1 ° L’inconsistance de la personne. — Le Moi de l’hystérique est un Moi qui n’est pas parvenu à s’organiser conformément à une identification de sa propre personne. Certes, chacun de nous a de la peine à fixer son identification au personnage qu’il désire être et il y a toujours — nous l’avons noté dans les Éléments de Psychologie — un certain décalage entre ce que nous voulons être et ce que nous sommes. En ce sens, nous paraissons être autrement que ce que nous sommes. Mais chez l’hystérique, le masque du personnage masque complètement la personne. Nous verrons plus loin que ce défaut d’identification à l’idéal de soi provient d’un conflit infantile de la phase œdipienne.
L’ensemble de la personne de l’hystérique reflète ce porte-à-faux, et son système d’organisation se développe pour ainsi dire en construisant un faux personnage qui vit une fausse existence.
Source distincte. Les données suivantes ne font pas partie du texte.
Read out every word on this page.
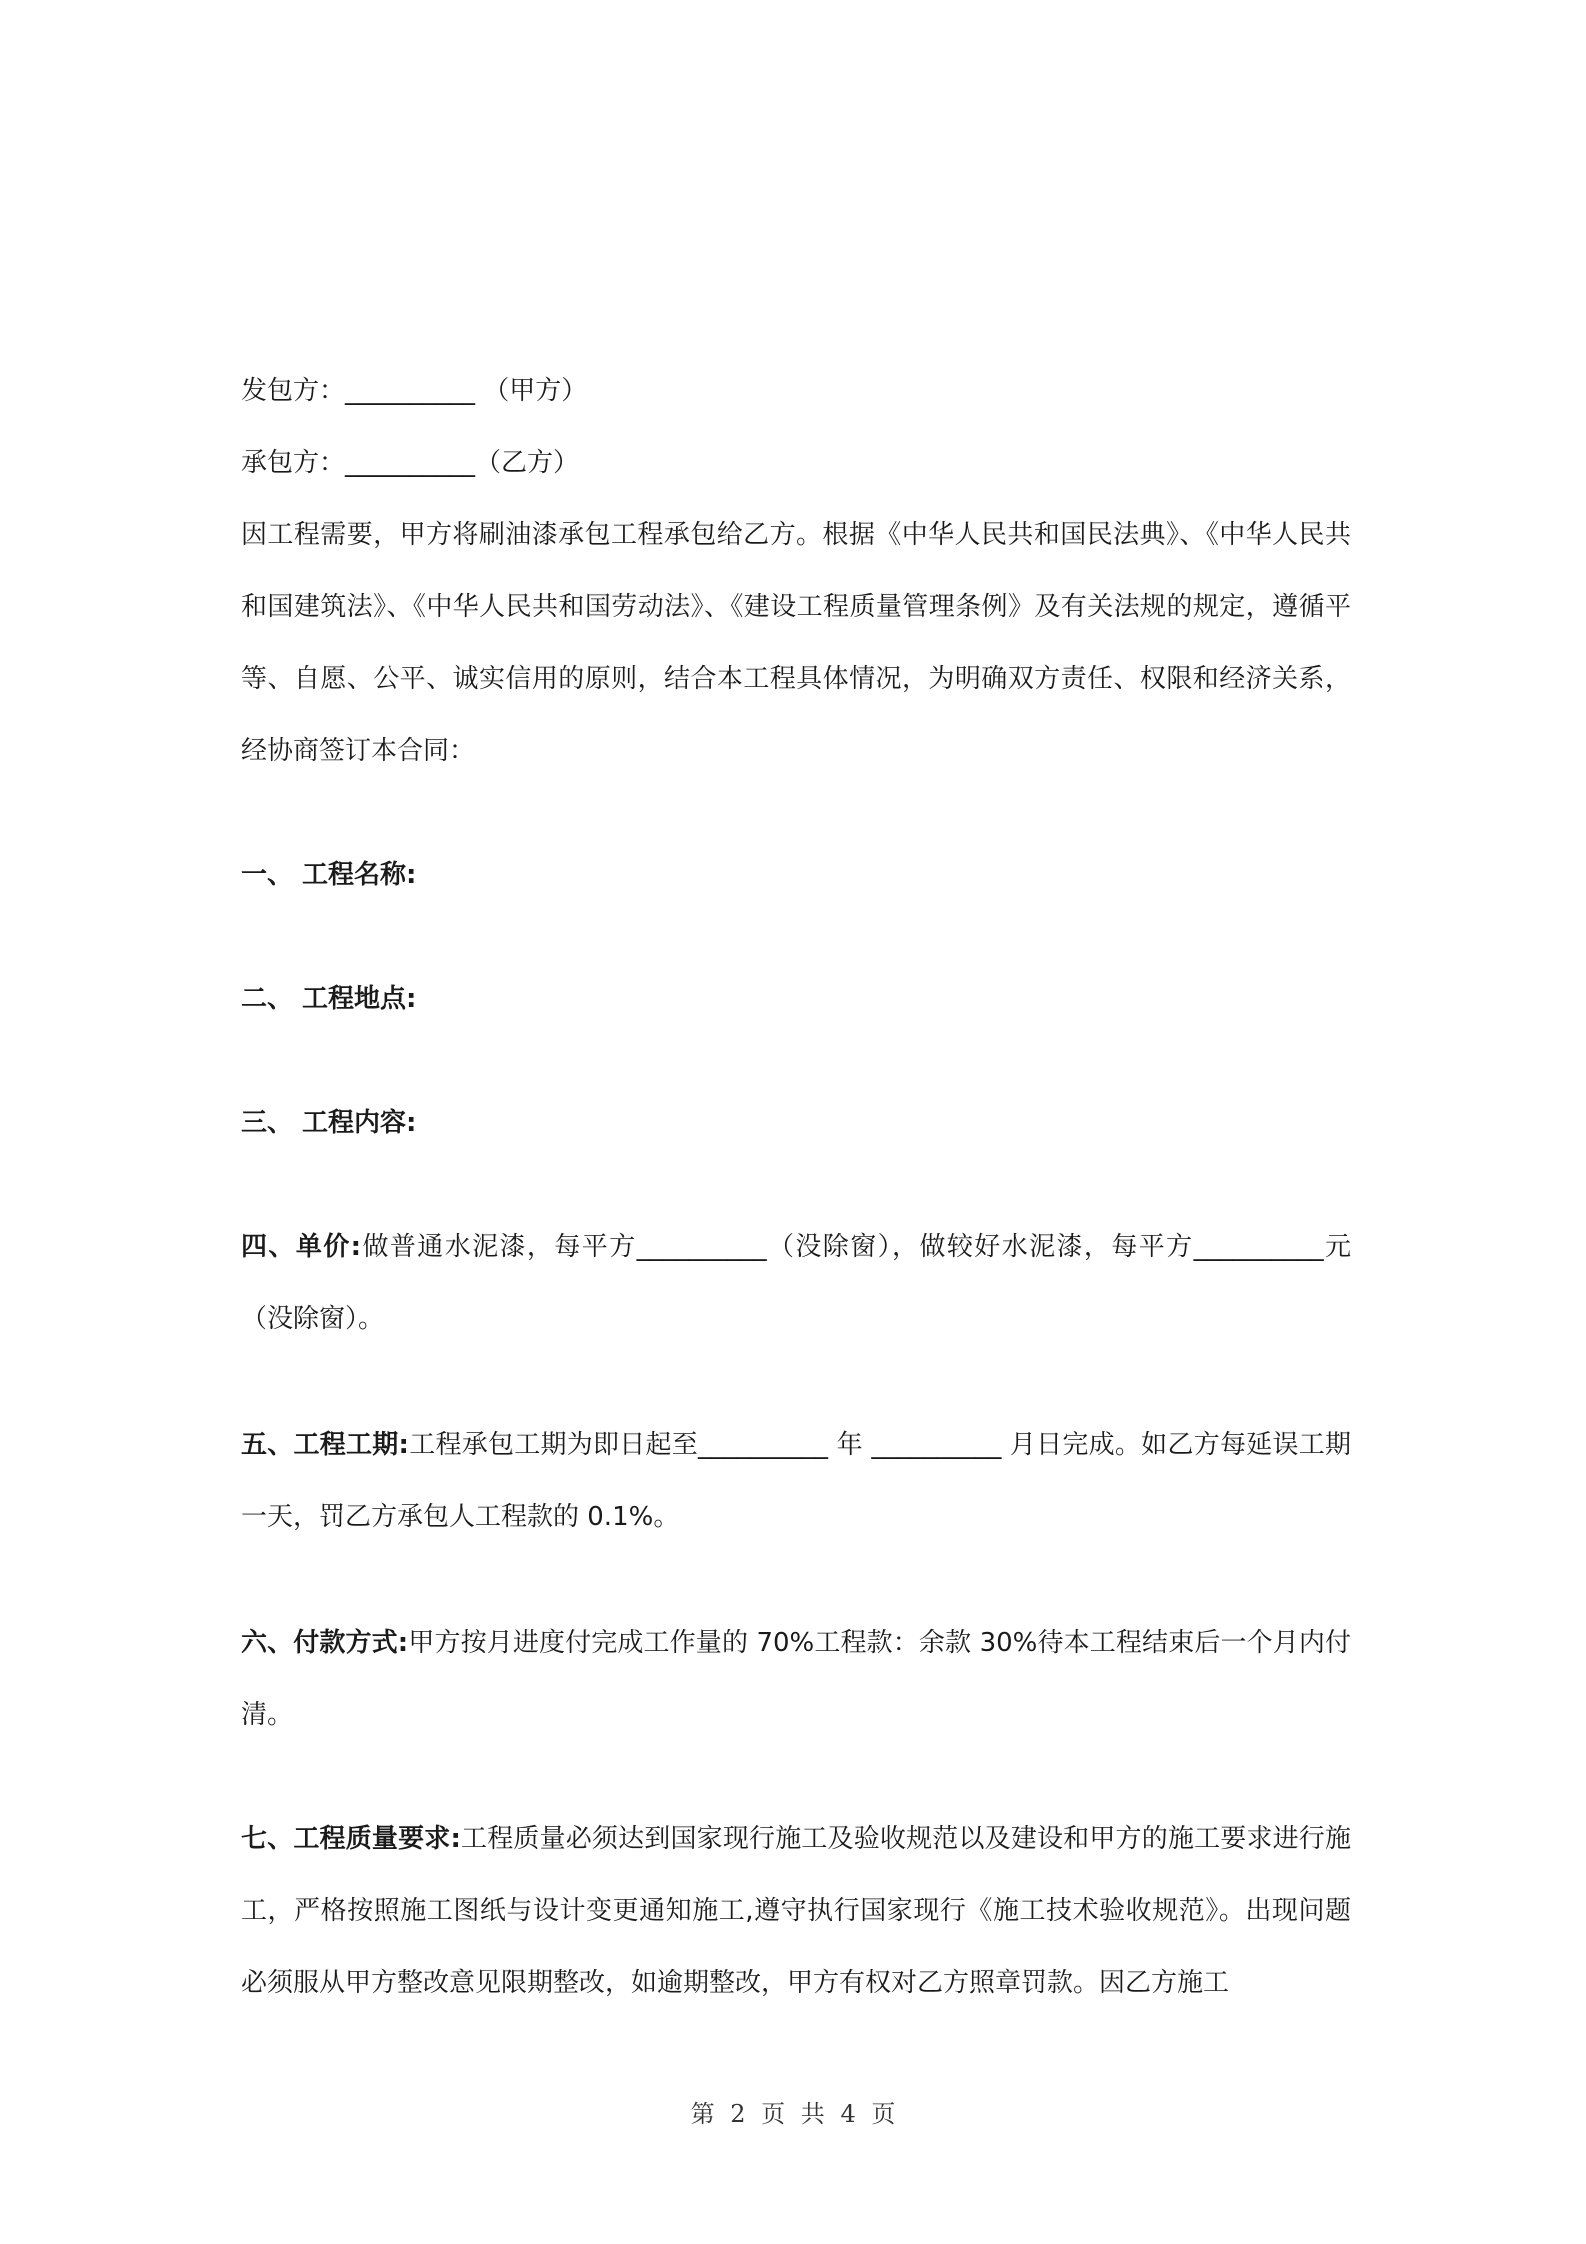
发包方：__________ （甲方）

承包方：__________（乙方）

因工程需要，甲方将刷油漆承包工程承包给乙方。根据《中华人民共和国民法典》、《中华人民共和国建筑法》、《中华人民共和国劳动法》、《建设工程质量管理条例》及有关法规的规定，遵循平等、自愿、公平、诚实信用的原则，结合本工程具体情况，为明确双方责任、权限和经济关系，经协商签订本合同：

一、 工程名称:

二、 工程地点:

三、 工程内容:

四、单价:做普通水泥漆，每平方__________（没除窗），做较好水泥漆，每平方__________元（没除窗）。

五、工程工期:工程承包工期为即日起至__________ 年 __________ 月日完成。如乙方每延误工期一天，罚乙方承包人工程款的 0.1%。

六、付款方式:甲方按月进度付完成工作量的 70%工程款：余款 30%待本工程结束后一个月内付清。

七、工程质量要求:工程质量必须达到国家现行施工及验收规范以及建设和甲方的施工要求进行施工，严格按照施工图纸与设计变更通知施工,遵守执行国家现行《施工技术验收规范》。出现问题必须服从甲方整改意见限期整改，如逾期整改，甲方有权对乙方照章罚款。因乙方施工

第 2 页 共 4 页
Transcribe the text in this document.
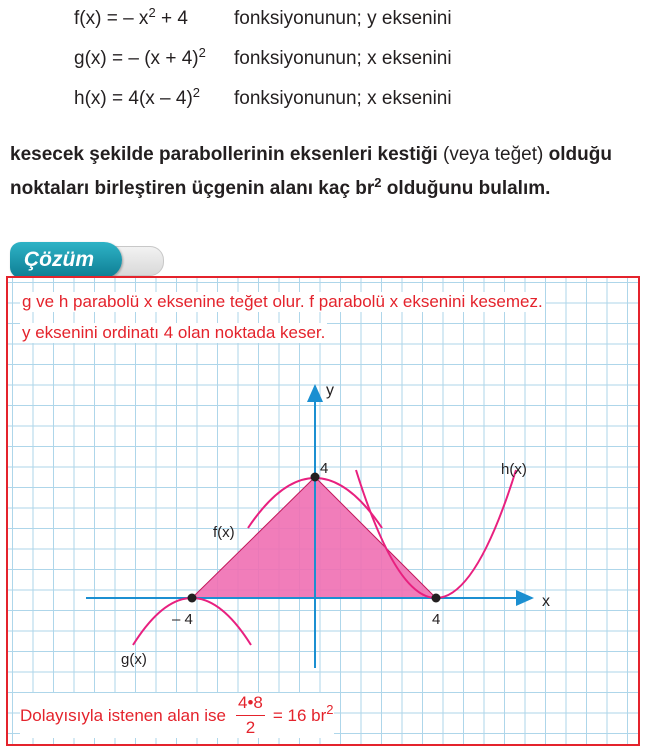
f(x) = – $x^2 + 4$ fonksiyonunun; y eksenini
g(x) = – $(x + 4)^2$ fonksiyonunun; x eksenini
h(x) = 4(x – 4)$^2$ fonksiyonunun; x eksenini
kesecek şekilde parabollerinin eksenleri kestiği (veya teğet) olduğu noktaları birleştiren üçgenin alanı kaç $br^2$ olduğunu bulalım.
Çözüm
g ve h parabolü x eksenine teğet olur. f parabolü x eksenini kesemez.
y eksenini ordinatı 4 olan noktada keser.
y
x
4
– 4	4
f(x)
g(x)
h(x)
Dolayısıyla istenen alan ise $\frac{4•8}{2} = 16$ $br^2$
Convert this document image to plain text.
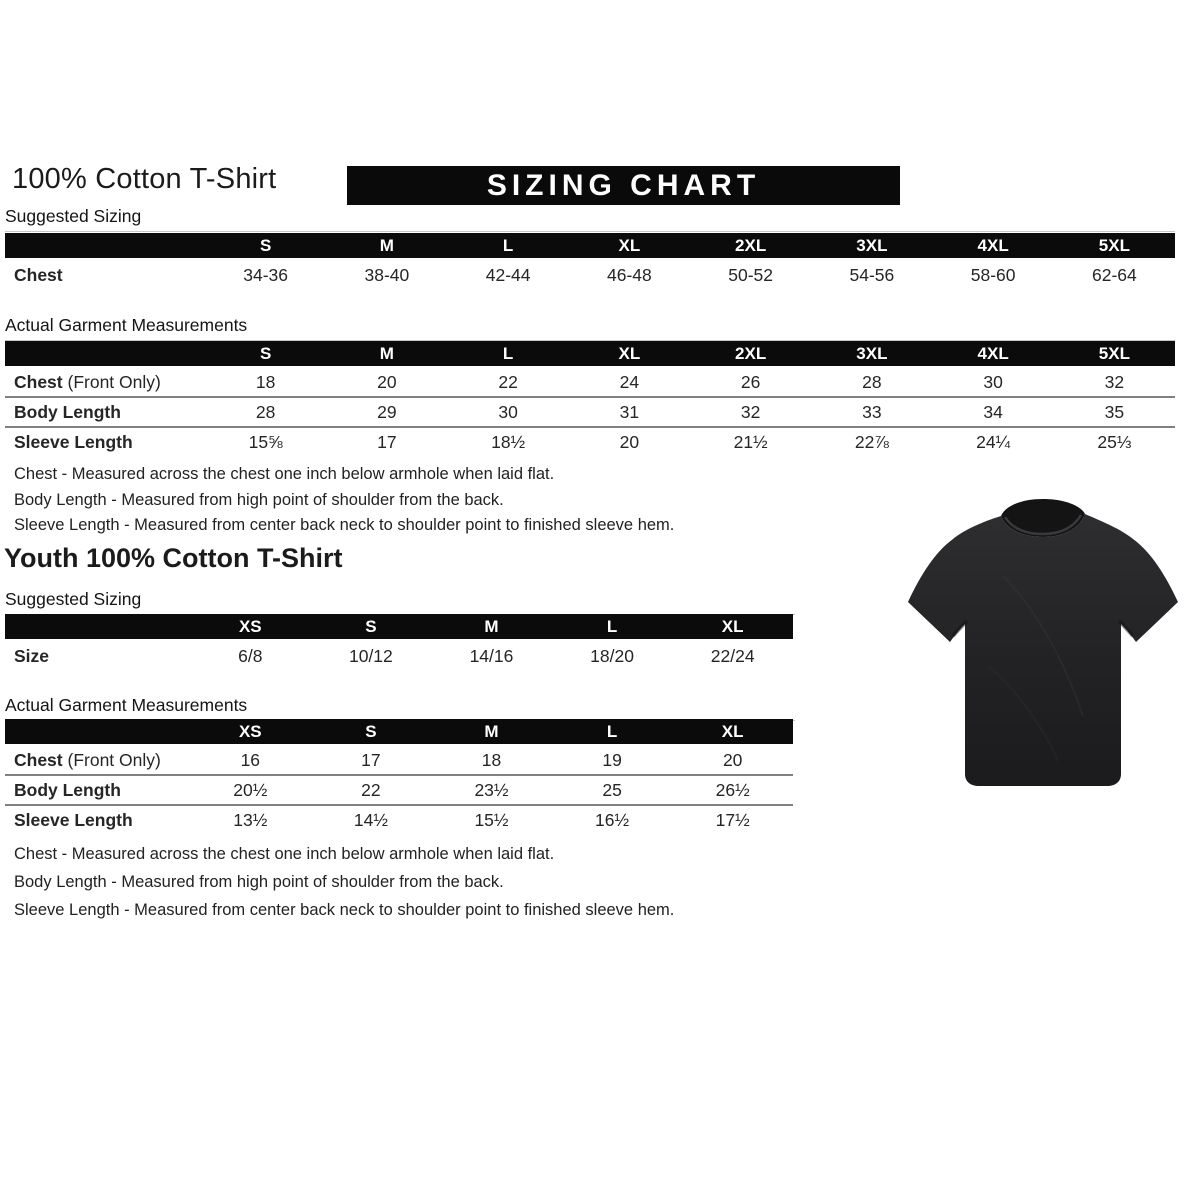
100% Cotton T-Shirt	SIZING CHART
Suggested Sizing
S	M	L	XL	2XL	3XL	4XL	5XL
Chest	34-36	38-40	42-44	46-48	50-52	54-56	58-60	62-64
Actual Garment Measurements
S	M	L	XL	2XL	3XL	4XL	5XL
Chest (Front Only)	18	20	22	24	26	28	30	32
Body Length	28	29	30	31	32	33	34	35
Sleeve Length	15⅝	17	18½	20	21½	22⅞	24¼	25⅓
Chest - Measured across the chest one inch below armhole when laid flat.
Body Length - Measured from high point of shoulder from the back.
Sleeve Length - Measured from center back neck to shoulder point to finished sleeve hem.
Youth 100% Cotton T-Shirt
Suggested Sizing
XS	S	M	L	XL
Size	6/8	10/12	14/16	18/20	22/24
Actual Garment Measurements
XS	S	M	L	XL
Chest (Front Only)	16	17	18	19	20
Body Length	20½	22	23½	25	26½
Sleeve Length	13½	14½	15½	16½	17½
Chest - Measured across the chest one inch below armhole when laid flat.
Body Length - Measured from high point of shoulder from the back.
Sleeve Length - Measured from center back neck to shoulder point to finished sleeve hem.
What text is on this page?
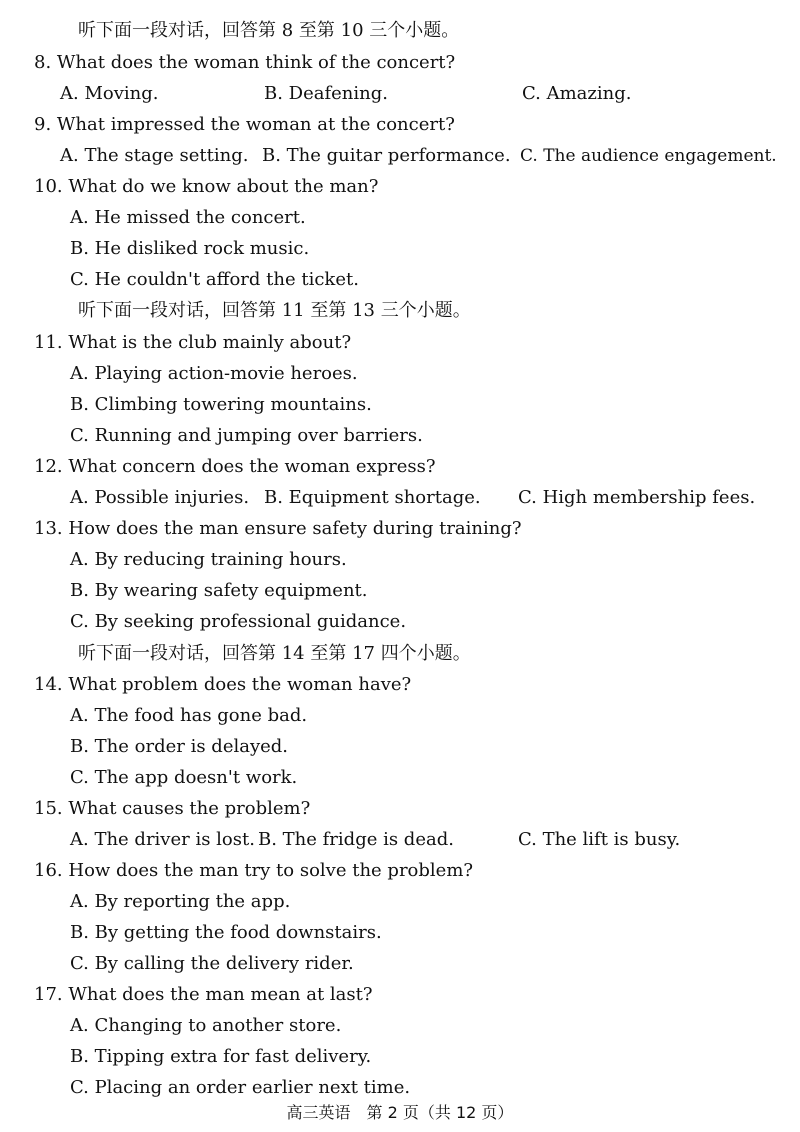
听下面一段对话，回答第 8 至第 10 三个小题。
8. What does the woman think of the concert?
A. Moving.	B. Deafening.	C. Amazing.
9. What impressed the woman at the concert?
A. The stage setting. B. The guitar performance. C. The audience engagement.
10. What do we know about the man?
A. He missed the concert.
B. He disliked rock music.
C. He couldn't afford the ticket.
听下面一段对话，回答第 11 至第 13 三个小题。
11. What is the club mainly about?
A. Playing action-movie heroes.
B. Climbing towering mountains.
C. Running and jumping over barriers.
12. What concern does the woman express?
A. Possible injuries. B. Equipment shortage. C. High membership fees.
13. How does the man ensure safety during training?
A. By reducing training hours.
B. By wearing safety equipment.
C. By seeking professional guidance.
听下面一段对话，回答第 14 至第 17 四个小题。
14. What problem does the woman have?
A. The food has gone bad.
B. The order is delayed.
C. The app doesn't work.
15. What causes the problem?
A. The driver is lost. B. The fridge is dead.	C. The lift is busy.
16. How does the man try to solve the problem?
A. By reporting the app.
B. By getting the food downstairs.
C. By calling the delivery rider.
17. What does the man mean at last?
A. Changing to another store.
B. Tipping extra for fast delivery.
C. Placing an order earlier next time.
高三英语　第 2 页（共 12 页）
2 ° Le refoulement amnésique des événements réels. — Les « répressions », les dénégations, les méconnaissances au cours de la vie font disparaître les souvenirs réels (amnésies, illusion de la mémoire) pour leur substituer soit des lacunes, soit des mensonges. Tout dans sa conduite et son attitude témoigne de ce désir de substituer au principe de la réalité celui du plaisir et de la fantaisie. A cet égard, l’hystérique est bien comme l’enfant qui ne parvient pas à constituer la trame de son existence, l’ordre chronologique de ses souvenirs. Les oublis, les faux souvenirs, les souvenirs-écrans constituent d’après Freud une des caractéristiques essentielles de l’insincérité inconsciente de l’hystérique. Ainsi la névrose apparaît-elle comme une névrose de désir : désir de plaire, désir de s’exhiber, désir de séduire, désir de se donner en spectacle. Ces désirs commandent toutes les conduites de refoulement en écartant ou reniant les événements de l’histoire personnelle en même temps que les exigences profondes des pulsions libidinales.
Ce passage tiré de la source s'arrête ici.